Ce que vous ne devez JAMAIS faire au Japon

• Lécher vos baguettes après un repas, ou pendant.
• Arriver en retard à un rendez-vous.
• Mettre vos pieds en avant, lorsque vous déjeunez assis par terre. Ça paraît évident, mais à moins que vous ne fassiez du yoga régulièrement, passer un déjeuner ou un dîner assis en lotus est assez difficile. N’allongez pas vos jambes, on risquerait de voir vos pieds (nus ou en chaussettes, car vous retirez vos chaussures), et c’est très mal élevé.
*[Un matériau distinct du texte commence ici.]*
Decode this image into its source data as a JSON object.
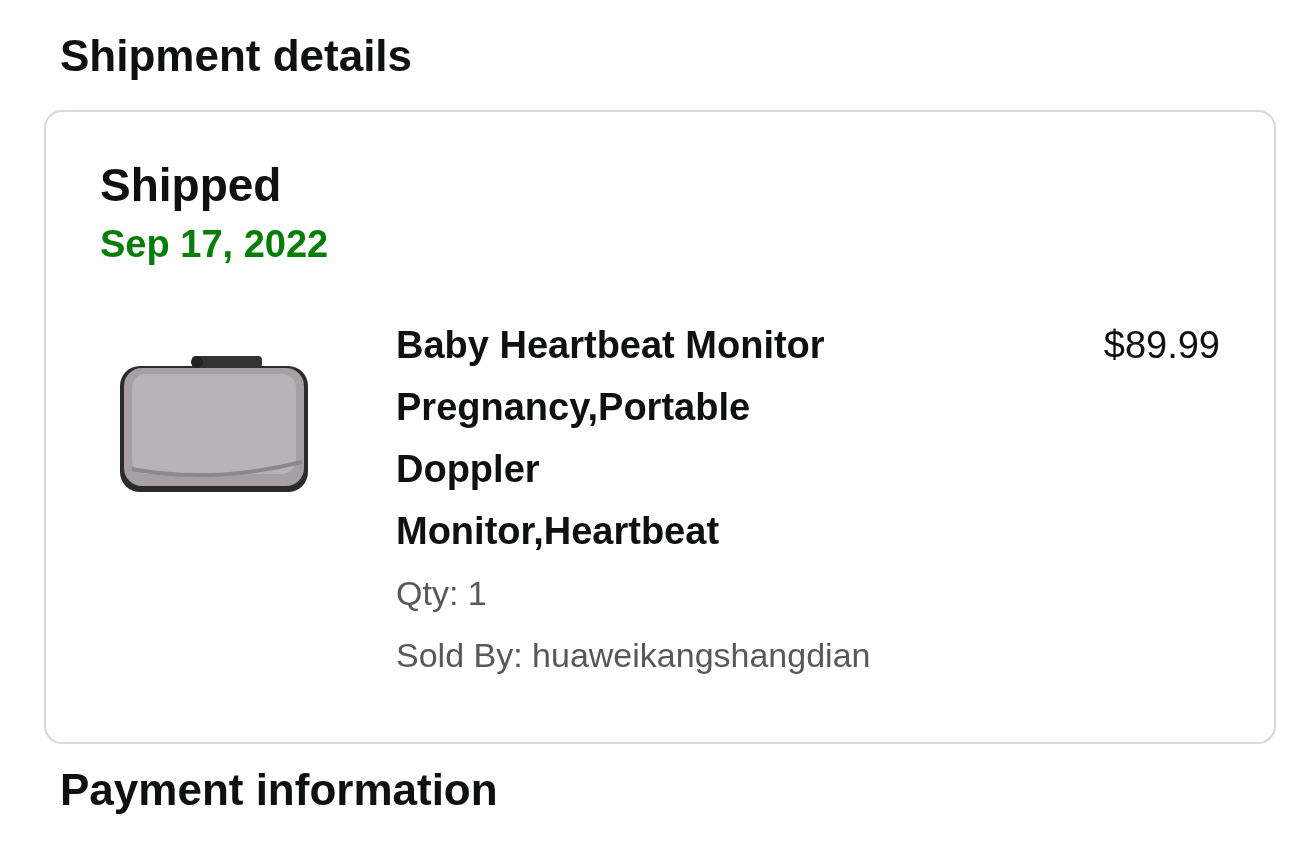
{
  "heading": "Shipment details",
  "shipment": {
    "status": "Shipped",
    "date": "Sep 17, 2022",
    "item": {
      "title": "Baby Heartbeat Monitor Pregnancy,Portable Doppler Monitor,Heartbeat",
      "price": "$89.99",
      "quantity": "Qty: 1",
      "seller": "Sold By: huaweikangshangdian"
    }
  },
  "next_heading": "Payment information"
}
Ce qu’il faut faire à Tokyo

Il faut aller dans un bain public. Tout un quartier s’y retrouve, l’ambiance est unique. On appelle ça un « sento », ou « super sento ». Les bains (chauds, froids, saunas, sur le toît, vapeurs…) sont divisés en deux parties pour ne pas mélanger les hommes et les femmes. Attention : il ne faut pas confondre « sento » et « onsen », qui sont des bains installés près d’une source thermale. À noter : les tatoués peuvent être interdits dans les « sento » : les tatouages sont réservés aux yakuzas (la mafia japonaise) et ils possèdent leurs propres bains. Certains sento (ils sont plus de 600 à Tokyo) sont également interdits aux étrangers.

Vivre le Japon

FD-VivreLeJapon-Tokyo-01Pour tenter l’aventure nipponne au rythme de ses habitants, l’agence « Vivre le Japon » est à retenir. Entre l’hôtel et le air bnb, ils proposent en effet des logements entiers à louer pour quelques jours ou plus. C’est évidemment l’occasion de faire sa cuisine soi-même, de vivre les bruits des logements japonais, leur ambiance particulière, leur aménagement parfois surprenant (comme la maison La Keyaki, ci-dessus : la cuisine et la chambre). À l’origine de cette agence, Claude Saulière, qui avait créé Voyageurs du Monde avant de créer ce nouveau concept au Japon. L’expertise de cette agence est donc unique. Ses agents vous aident à prévoir un circuit, un budget, une location de maison traditionnelle, et vous conseillent dans les transports. Leur atout ? Des relais français qui sont sur place, à Tokyo et Kyoto, et vous accueillent. Comme Laetitia (en photo), qui est basée à Tokyo. Si le Japon vous faisait peur uniquement côté budget, vous n’aurez donc plus d’excuse !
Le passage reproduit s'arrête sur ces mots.